I already tried to change the type of itemList to ArrayList, CopyOnWriteArrayList, Vector. Makes the method addItem synchronized, changed its call on the synchronized block. All this only changes the number of elements a little, but the final thousand can not be obtained.
I also tried to parse a smaller number of pages (ten). As the result the list is empty, but in the console all 10.
If I remove multi-threading, then everything works fine, but, of course, slowly. That's not good.
If decrease the number of concurrent threads, the number of items in the list is close to the desired 1000, if increase - a little distanced from 1000. That is, I think, there is a struggle for the ability to record to the list. But then why are synchronization not working?
What's the problem?
After your parse() call returns, all of your 1000 Threads have been started, but it is not guaranteed that they are finished. In fact, they aren't that's the problem you see. I would heavily recommend not write this by yourself but use the tools provided for this kind of job by the SDK.

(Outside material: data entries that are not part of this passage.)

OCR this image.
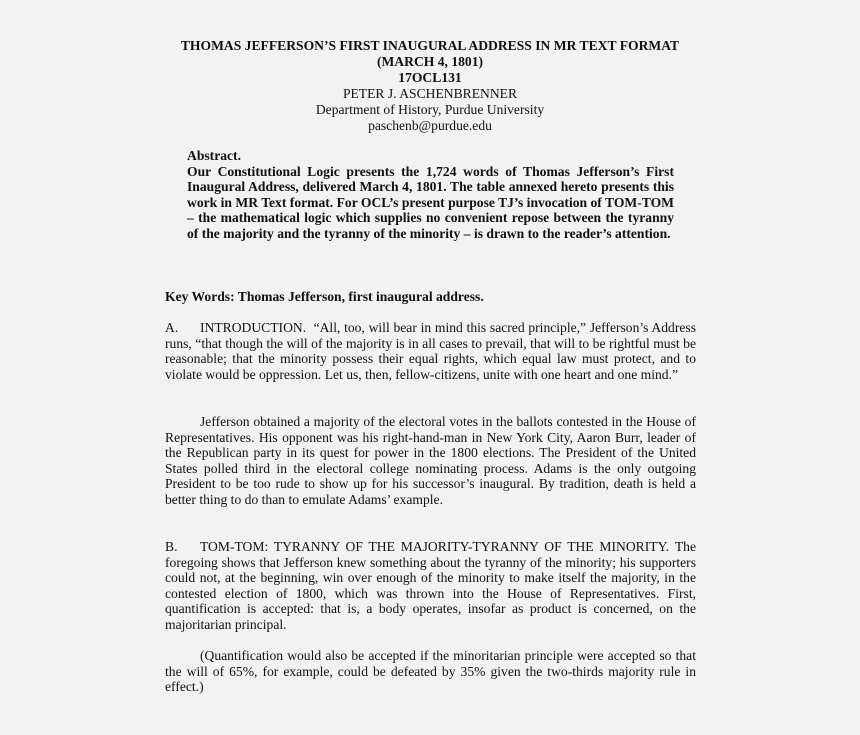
THOMAS JEFFERSON’S FIRST INAUGURAL ADDRESS IN MR TEXT FORMAT
(MARCH 4, 1801)
17OCL131
PETER J. ASCHENBRENNER
Department of History, Purdue University
paschenb@purdue.edu
Abstract.
Our Constitutional Logic presents the 1,724 words of Thomas Jefferson’s First Inaugural Address, delivered March 4, 1801. The table annexed hereto presents this work in MR Text format. For OCL’s present purpose TJ’s invocation of TOM-TOM – the mathematical logic which supplies no convenient repose between the tyranny of the majority and the tyranny of the minority – is drawn to the reader’s attention.
Key Words: Thomas Jefferson, first inaugural address.
A. INTRODUCTION. “All, too, will bear in mind this sacred principle,” Jefferson’s Address runs, “that though the will of the majority is in all cases to prevail, that will to be rightful must be reasonable; that the minority possess their equal rights, which equal law must protect, and to violate would be oppression. Let us, then, fellow-citizens, unite with one heart and one mind.”
Jefferson obtained a majority of the electoral votes in the ballots contested in the House of Representatives. His opponent was his right-hand-man in New York City, Aaron Burr, leader of the Republican party in its quest for power in the 1800 elections. The President of the United States polled third in the electoral college nominating process. Adams is the only outgoing President to be too rude to show up for his successor’s inaugural. By tradition, death is held a better thing to do than to emulate Adams’ example.
B. TOM-TOM: TYRANNY OF THE MAJORITY-TYRANNY OF THE MINORITY. The foregoing shows that Jefferson knew something about the tyranny of the minority; his supporters could not, at the beginning, win over enough of the minority to make itself the majority, in the contested election of 1800, which was thrown into the House of Representatives. First, quantification is accepted: that is, a body operates, insofar as product is concerned, on the majoritarian principal.
(Quantification would also be accepted if the minoritarian principle were accepted so that the will of 65%, for example, could be defeated by 35% given the two-thirds majority rule in effect.)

The documentation Thread Pools and the ThreadPoolExecutor are e.g. a good starting point. Again, don't implement this yourself if you are not absolutely sure you have too, because writing such multi-threading code is pure pain.
Your code should look something like this:
ExecutorService executor = Executors.newFixedThreadPool(20);
List<Future<?>> futures = new ArrayList<Future<?>>(1000);
for (int i = 0; i < 1000; i++) {
futures.add(executor.submit(new Runnable() {...}));
}
for (Future<?> f : futures) {
f.get();
}
There is no problem with the code, it is working as you have coded. the problem is with the last iteration. rest all iterations will work properly, but during the last iteration which is from 980 to 1000, the threads are created, but the main process, does not waits for the other thread to complete, and then return the list. therefore you will be getting some odd number between 980 to 1000, if you are working with 20 threads at a time.
Now you can try adding Thread.wait(50), before returning the list, in that case your main thread will wait, some time, and may be by the time, other threads might finish the processing.
or you can use some syncronization API from java. Instead of Thread.wait(), use CountDownLatch, this will help you to wait for the threads to complete the processing, and then you can create new threads.